After my recent talk at Sloan-C’s Emerging Technologies Conference I was floored by how many of the questions were centered around the impossibility of teaching and learning outside the LMS. There was a quiet sense of desperation at the suggestion of a more reasonable and relevant approach to the web in higher ed that, by the way, doesn’t replace the LMS, but simply provides a more sophisticated environment for the teaching and learning online. Matt Crosslin covers all this far better than me in his “LMSification of the Educational Narrative” post, it comes strongly recommended.
So, I’m hoping the ice is starting crack a bit. Bluehost was a Platinum sponsor at Sloan-C, a company that can actually scale hosting for any size university in the country. What’s more, if you don’t want to buy a domain for everyone at your university or college, then don’t. Get a single domain and run shared hosting for the community from there. Get something like umw.domains (.domains is a cool new extensions offered by ICANN, Tim Owens picked up this one) or stonybrook.domains or wsuv.domains or cuny.domains or tru.domains or oklahoma.domains or yale.domains, etc. and run hosting for the entire campus through Bluehost. You can have jgroom.umw.domains, etc.
What’s nice about this approach is faculty, staff and students who really see the need for their own domain can buy it themselves, and point it to their hosting space and create an addon or parked domain.
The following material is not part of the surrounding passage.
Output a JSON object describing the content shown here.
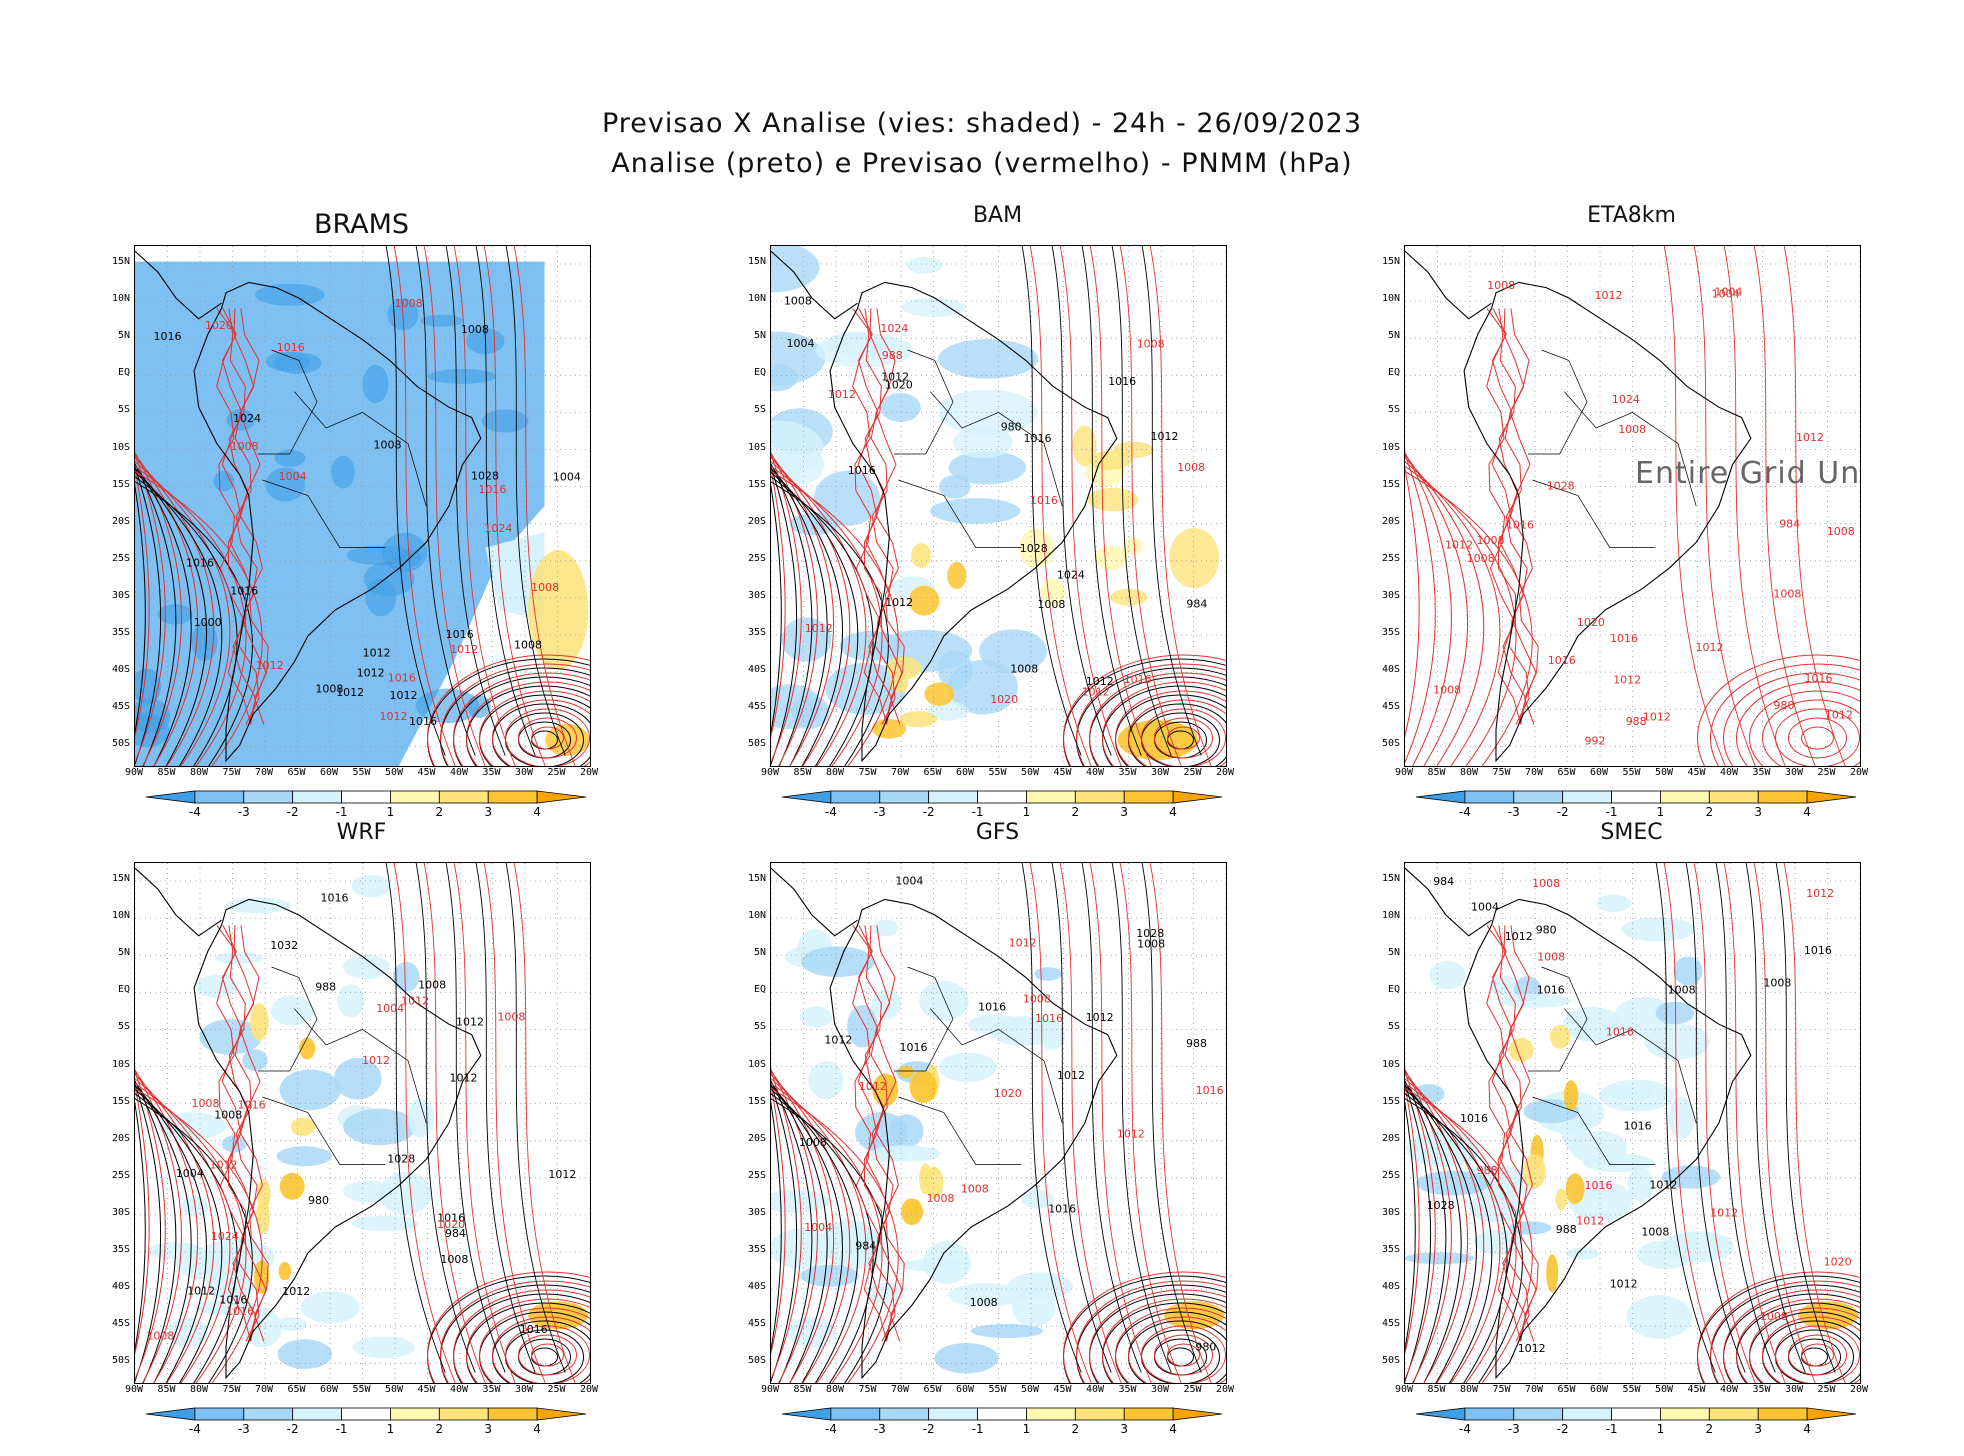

At the very least we could start bringing back the basic, powerful possibilities of hosting for campus communities in order to start updating the original vision of tilde spaces (umw.edu/~jgroom) back in the day. This is fairly basic stuff, and there are companies like Bluehost that can easily scale this for educational institutions.
What I found strange at Sloan-C is that Bluehost couldn’t seem to sell this basic idea effectively. Their focus session was centered around creating “Faculty Assessment Portfolios.” An exploration into the territory of creating portfolios for faculty promotion, tenure and the like. I couldn’t think of a more fraught space for them to try and break into higher ed through. Seems to me their Spoke project is exactly what they need to focus on, selling hosting as the web-friendly platform higher ed has forsaken. A rally cry to bring back experimentation and innovation to campuses on the back of Bluehost’s servers. But, alas, they seem to want to fix faculty portfolios for promotion and tenure. Fail.
The problem there is that while Bluehost has the salespeople and the developers, they don’t seem to have faculty and educational technologists working closely with them on this. This is why Canvas was so smart hiring folks like Jared Stein; he knows how university culture works, he’s developed courses for faculty and students. Jared is someone who can guide you to what’s needed from such an experience. From what I understand, Bluehost’s Spoke has a slick dashboard that shares all sorts of details of folks at your school. They even suggested they were working on a “Reclaim Your Domain” piece that will pull in your Facebook, LinkedIn, Twitter, etc. accounts—they were vague, but it piqued my interest. And while I’m sure all of this is proprietary, designed specifically for their customized control panel (none of it’s gonna be freely shared) I can live with that if they could actually sell the remarkable potential for universities they’re sitting on.
But they can’t articulate it. What a shame. It comes down to a failure of communication. This is what we all need to push on, I think this is an important project for higher ed more generally, not so much that it’s the cutting edge, but precisely because its not. It’s the open web and it returns us to a sense of the wonder at the heart of that model for teaching and learning. It also pushes us to redefine how we manage data, identities, and sharing. It’s still the key to a fundamental shift in how we think about the university as a series of open and connected nodes that will start tearing us free from the broadcast infrastructure that everywhere imprisons us.